I found domains and ranges for when $\lfloor x \rfloor$ is prime and otherwise. [hide=My work]We want $\lfloor x \rfloor$ to be prime. The only intervals that work for this are $[2,4)$, $[5,6)$, and $[7,8)$. Evaluating $x+1$ for each interval, we find there is a range of $[3,5)$, $[6,7)$, and $[8,9)$, respectively.
We use the rest of the intervals, $[4,5)$, $[6,7)$, and $[8,10]$ for the other piece, which is everything else. We need to evaluate $p(y)+(x+1-\lfloor x \rfloor)$ for each interval. We know $y$ must be the greatest prime factor of $\lfloor x\rfloor$. Everything in the first interval, $[4,5)$, has a floor of $4$. The greatest prime factor of $4$ is $2$. So, we have $p(y)=p(2)$ for the first interval. We know what $p(2)$ is so we can evaluate it for our expression.
Our equation is now $3+(x+1-\lfloor x \rfloor)$. Evaluating $x+1-\lfloor x \rfloor$, we find if we use anything in our first interval, we have $4.m-4$, because the floor is always going to be $4$, but $x$ might not be. Adding one gives us $1.m$. We don’t know what $m$ is, but we find that $1.m$ has a range of $[1,2)$. Adding on three gives us the range $[4,5)$.

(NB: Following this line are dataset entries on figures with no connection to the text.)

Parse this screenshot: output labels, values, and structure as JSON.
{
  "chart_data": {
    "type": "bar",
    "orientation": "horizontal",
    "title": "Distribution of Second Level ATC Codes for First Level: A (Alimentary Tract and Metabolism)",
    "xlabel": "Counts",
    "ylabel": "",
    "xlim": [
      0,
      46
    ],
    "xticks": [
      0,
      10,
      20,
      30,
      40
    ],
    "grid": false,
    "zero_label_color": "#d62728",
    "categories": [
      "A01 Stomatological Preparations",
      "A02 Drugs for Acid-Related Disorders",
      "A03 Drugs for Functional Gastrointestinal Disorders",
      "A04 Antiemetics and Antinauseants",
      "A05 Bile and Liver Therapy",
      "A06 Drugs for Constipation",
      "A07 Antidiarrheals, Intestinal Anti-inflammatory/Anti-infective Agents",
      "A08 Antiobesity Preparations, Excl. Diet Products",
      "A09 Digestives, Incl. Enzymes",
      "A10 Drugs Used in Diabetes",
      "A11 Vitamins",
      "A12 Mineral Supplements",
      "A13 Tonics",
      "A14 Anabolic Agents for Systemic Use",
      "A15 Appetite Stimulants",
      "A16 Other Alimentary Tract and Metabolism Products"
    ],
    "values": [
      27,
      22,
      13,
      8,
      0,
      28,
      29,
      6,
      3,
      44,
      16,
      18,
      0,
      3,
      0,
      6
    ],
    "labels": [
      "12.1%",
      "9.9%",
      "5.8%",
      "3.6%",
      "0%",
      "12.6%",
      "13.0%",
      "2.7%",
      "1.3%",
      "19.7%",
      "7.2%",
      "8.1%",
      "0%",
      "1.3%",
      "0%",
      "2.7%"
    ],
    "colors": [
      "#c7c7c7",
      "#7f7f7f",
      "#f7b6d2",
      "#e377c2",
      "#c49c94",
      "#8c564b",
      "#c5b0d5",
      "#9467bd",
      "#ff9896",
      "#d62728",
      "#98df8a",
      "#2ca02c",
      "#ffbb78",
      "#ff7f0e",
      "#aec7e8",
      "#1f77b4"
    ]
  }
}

We use the same steps for the next interval, because we only have one floor, $6$! Our interval is $[5,6)$. But for the last interval, we have $3$ different cases$-$when the floor is $8$, $9$, and $10$. The largest prime factors of $8$ and $9$ are $2$ and $3$, respectively. Since we already evaluated those, we don’t need to do them again. But the last case, where the floor is $10$, we get $p(5)$, which we haven’t evaluated yet! Solving for $p(5)$ gives us $6$, in turn giving us the interval $[7,8)$.
Combining our intervals we got for the range, $[3,5)$, $[6,7)$, $[8,9)$, $[4,5)$, $[5,6)$, and $[7,8)$. We combine these all to get the interval $\boxed{[3,9)}$.